The report is full of all kinds of interesting nuggets that will scare any company exec. For example, most of the respondents say they can crack through an organization’s online security and access the data in less than 15 hours. Even more frightening is that the average length of time between when the break is made and the target discovers the problem is between 200 and 300 days. In other words, once they’re in they have between six and eight months to play around before someone pulls the cyber alarm.
So, what does this have to do with communication?
Nearly half of the hackers who responded say they like to use either social engineering or phishing attacks. In essence, they bypass the complicated firewalls and head straight for the weakest link: employees.
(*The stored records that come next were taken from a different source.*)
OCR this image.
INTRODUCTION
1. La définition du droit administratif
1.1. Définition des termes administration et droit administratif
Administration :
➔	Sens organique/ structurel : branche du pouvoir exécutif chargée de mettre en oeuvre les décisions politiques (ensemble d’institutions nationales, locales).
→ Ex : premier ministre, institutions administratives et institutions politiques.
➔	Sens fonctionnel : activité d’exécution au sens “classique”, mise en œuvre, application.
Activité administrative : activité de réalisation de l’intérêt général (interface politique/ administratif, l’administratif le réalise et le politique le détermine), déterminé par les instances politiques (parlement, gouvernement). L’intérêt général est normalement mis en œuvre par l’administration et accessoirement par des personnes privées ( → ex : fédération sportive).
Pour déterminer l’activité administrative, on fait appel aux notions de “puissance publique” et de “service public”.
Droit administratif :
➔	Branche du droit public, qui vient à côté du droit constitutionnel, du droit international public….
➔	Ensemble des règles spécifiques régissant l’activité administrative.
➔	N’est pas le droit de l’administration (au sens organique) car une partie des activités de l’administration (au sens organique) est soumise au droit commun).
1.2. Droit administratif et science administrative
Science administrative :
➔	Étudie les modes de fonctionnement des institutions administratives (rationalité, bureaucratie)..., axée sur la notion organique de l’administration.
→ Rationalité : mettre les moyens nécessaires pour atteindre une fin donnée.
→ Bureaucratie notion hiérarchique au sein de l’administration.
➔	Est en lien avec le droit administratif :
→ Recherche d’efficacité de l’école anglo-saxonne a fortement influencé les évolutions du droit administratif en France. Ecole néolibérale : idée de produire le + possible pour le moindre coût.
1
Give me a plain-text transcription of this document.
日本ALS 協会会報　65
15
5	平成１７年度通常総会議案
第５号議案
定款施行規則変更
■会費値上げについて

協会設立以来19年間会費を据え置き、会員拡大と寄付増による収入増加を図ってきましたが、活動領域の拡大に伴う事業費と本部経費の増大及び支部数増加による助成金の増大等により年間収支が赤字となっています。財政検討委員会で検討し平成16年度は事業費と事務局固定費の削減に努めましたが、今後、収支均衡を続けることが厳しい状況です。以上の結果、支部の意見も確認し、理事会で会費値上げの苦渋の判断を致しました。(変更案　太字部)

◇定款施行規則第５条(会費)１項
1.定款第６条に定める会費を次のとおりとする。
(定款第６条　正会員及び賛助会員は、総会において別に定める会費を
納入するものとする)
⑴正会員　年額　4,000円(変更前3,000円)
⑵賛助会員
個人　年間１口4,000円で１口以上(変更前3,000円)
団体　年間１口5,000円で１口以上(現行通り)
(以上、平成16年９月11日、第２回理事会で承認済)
They send emails with links that once clicked, lets the hacker into the system. In some cases, they actually resort to using the old-fashioned telephone.
That’s why it’s not a shock that a 2017 survey by the Ponemon Institute found that 92% of malware is delivered by email. A company called AlertLogic did the math and figured out that each user at a small business receives an average of nine malicious emails per month. If you have 10 employees, that means your company is facing 90 emails with malware every month. Those emails work for only one reason: an employee clicks on them.
It’s really no surprise that the human element is so fragile. What is surprising is that so many companies either ignore or simply accept that risk. About one third of those surveyed in the Black Report say that neither technology nor people alone can solve cyber security problems. It needs to be a combination of both.
And those efforts must be communicated.
Staff is always annoyed when some new firewall or security measure is put into place. Suddenly they can’t access the things they could yesterday. It now takes three steps to do what one or two did last week. They view it as an attack on productivity.
Often times that’s because the reason behind the changes aren’t explained. Employees don’t know about the number of times the organization’s firewall was breached. They know nothing about the incident where accounting turned over sensitive information after being spear phished.
So tell them. Let them know when something went wrong. And if it didn’t happen at your organization, talk about what happened to another company across town. Explain how that company’s email was shut down for an entire day because one person clicked on the wrong link. Or how a ransomware attack was so costly, it cut into company bonuses. You don’t even have to make it up, there are plenty of examples out there. It’s not fear mongering. You’re simply giving your staff information so they understand why security measures were put into place.
And that communication has to go both ways. When an employee spots a malicious email, someone in IT has to thank them. When a staff member reaches out to learn more about how to battle the bad guys, they need to feel that they’re actually getting help.
There will still be plenty of people who ignore the message and click on malicious links. You won’t get them all. But every employee who does listen means one less chance that a cyber crook will infiltrate your data. And the best part? It didn’t cost a thing. Just a little time spent communicating.
That doesn’t mean the Black Report still won’t scare the daylights out of you. But at least you know you’ve taken the first steps towards some restful sleep.